Not any more. Now The Flow, facilitated by the blogs, are pulling back the covers on our banks of public trust. Dan Rather, Howell Raines, Eason Jordan … they were the CEOs of those information banks. For decades they've made choices of how to handle the consumer’s investment without providing any visibility into direction or intention. They've had their ENRON here and their WorldCom there ... we just never learned of them. Now, the blogs are forcing transparency upon you, and some consumers are rightly finding that their investment hasn’t been treated as well as the like.
Same basic point I made earlier, but from a different angle.

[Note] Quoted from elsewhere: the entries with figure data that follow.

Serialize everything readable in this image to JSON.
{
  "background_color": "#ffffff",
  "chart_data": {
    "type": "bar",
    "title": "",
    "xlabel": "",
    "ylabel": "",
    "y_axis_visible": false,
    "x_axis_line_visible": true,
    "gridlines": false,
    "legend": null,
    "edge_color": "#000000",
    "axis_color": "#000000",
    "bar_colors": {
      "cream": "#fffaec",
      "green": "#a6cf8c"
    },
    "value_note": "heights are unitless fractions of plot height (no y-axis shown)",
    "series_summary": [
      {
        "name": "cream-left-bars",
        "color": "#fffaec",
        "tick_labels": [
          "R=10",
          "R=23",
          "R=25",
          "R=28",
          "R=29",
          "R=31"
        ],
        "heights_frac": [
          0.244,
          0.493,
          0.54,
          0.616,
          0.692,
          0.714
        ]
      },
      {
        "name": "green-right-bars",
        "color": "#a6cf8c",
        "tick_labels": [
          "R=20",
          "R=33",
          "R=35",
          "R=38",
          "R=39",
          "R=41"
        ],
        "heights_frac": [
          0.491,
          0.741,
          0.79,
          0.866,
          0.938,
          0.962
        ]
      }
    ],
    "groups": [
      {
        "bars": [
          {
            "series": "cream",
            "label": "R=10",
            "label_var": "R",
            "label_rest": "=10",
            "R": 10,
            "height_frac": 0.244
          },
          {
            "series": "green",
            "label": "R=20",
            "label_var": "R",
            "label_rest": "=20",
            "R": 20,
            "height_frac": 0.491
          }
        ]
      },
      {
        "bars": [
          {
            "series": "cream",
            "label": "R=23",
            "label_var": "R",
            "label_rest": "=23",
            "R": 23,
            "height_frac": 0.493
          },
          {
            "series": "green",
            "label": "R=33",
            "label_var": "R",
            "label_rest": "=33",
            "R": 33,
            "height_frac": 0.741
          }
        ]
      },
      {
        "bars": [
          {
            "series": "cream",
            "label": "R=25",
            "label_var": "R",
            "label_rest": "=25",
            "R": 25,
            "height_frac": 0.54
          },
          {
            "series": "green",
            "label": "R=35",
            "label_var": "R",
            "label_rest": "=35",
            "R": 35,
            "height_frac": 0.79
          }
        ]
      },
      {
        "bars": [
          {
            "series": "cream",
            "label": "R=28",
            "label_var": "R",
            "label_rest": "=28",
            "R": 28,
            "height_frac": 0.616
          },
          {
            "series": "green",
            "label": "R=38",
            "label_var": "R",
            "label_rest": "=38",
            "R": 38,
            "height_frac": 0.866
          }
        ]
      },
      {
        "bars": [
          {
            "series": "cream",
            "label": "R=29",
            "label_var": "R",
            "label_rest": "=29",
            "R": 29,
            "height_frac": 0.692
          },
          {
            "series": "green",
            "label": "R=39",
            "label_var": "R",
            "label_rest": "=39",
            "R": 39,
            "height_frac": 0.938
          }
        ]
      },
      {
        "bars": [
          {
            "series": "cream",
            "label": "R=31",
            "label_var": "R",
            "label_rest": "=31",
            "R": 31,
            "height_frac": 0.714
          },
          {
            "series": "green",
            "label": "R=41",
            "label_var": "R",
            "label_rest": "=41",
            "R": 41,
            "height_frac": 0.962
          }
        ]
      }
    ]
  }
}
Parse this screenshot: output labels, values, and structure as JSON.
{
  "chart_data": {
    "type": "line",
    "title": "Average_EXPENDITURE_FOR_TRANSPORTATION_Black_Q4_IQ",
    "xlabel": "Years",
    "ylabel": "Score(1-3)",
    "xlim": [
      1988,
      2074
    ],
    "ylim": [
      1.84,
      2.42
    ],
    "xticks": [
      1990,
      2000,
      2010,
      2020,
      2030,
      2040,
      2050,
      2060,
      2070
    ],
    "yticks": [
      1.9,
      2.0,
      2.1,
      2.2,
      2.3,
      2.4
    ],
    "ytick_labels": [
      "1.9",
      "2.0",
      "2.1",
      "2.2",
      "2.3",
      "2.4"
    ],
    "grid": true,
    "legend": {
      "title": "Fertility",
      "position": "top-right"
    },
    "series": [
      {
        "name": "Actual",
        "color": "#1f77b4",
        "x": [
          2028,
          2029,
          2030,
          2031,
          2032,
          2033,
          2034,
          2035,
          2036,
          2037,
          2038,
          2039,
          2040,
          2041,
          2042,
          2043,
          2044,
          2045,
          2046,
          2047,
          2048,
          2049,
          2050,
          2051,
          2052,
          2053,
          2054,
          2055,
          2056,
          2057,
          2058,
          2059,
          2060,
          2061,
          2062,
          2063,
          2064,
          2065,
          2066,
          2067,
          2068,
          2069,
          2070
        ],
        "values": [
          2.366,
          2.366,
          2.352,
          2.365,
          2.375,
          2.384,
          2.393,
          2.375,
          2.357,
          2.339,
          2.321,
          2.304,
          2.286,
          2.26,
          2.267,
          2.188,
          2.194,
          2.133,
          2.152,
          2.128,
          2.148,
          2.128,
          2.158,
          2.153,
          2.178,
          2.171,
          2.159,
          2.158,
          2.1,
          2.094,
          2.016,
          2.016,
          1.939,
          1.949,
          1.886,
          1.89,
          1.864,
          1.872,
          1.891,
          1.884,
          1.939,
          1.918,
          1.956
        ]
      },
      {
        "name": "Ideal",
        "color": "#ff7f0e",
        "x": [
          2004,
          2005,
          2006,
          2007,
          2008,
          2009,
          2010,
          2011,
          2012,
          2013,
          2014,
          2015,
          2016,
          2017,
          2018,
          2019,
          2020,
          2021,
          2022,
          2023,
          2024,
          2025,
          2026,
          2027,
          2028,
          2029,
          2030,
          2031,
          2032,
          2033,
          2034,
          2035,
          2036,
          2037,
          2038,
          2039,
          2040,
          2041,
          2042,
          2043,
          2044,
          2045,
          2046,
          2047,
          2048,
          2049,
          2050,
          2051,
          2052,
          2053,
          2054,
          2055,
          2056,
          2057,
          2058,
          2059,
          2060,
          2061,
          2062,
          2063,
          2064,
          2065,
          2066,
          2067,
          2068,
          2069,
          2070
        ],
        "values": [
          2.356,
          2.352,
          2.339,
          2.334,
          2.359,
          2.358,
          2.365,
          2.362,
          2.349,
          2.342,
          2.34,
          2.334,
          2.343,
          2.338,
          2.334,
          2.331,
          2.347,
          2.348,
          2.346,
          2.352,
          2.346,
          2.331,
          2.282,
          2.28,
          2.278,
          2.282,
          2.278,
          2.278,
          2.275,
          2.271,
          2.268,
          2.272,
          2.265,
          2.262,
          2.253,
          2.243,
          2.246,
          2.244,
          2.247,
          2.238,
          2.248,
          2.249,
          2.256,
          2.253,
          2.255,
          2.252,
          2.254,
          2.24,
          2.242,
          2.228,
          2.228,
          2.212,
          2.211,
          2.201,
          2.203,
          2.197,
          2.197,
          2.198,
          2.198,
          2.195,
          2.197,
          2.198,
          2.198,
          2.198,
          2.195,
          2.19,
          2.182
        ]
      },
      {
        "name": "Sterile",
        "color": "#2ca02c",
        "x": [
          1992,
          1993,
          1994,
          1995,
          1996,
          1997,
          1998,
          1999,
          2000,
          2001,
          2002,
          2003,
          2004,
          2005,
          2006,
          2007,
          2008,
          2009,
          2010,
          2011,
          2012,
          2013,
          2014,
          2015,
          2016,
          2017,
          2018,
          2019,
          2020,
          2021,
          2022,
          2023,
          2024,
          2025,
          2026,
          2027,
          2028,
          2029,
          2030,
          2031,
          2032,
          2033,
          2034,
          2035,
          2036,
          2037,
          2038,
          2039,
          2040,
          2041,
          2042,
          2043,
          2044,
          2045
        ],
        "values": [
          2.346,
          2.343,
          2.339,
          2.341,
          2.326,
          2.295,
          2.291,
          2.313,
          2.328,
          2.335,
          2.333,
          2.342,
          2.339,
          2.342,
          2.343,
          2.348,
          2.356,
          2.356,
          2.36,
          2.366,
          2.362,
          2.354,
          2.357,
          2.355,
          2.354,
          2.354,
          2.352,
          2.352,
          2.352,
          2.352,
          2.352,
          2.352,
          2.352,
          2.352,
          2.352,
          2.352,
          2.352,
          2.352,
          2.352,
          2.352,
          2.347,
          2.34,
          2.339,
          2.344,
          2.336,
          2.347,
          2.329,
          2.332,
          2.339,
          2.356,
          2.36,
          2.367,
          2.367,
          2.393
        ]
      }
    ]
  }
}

The media, because its function is as a gatekeeper of information, has been more successful at hiding its errors and biases and, well, lies than any other industry.
That's changing, and they don't seem to like it. The scrutiny they apply to government and business -- "sunlight is the best disinfectant" and all that -- is now being applied to them, and they're whining about it like truculent children.
Hey-- every other industry and profession has had to deal with outside media scrutiny since the invention of, well, the news itself. Why on earth should the media itself be immune?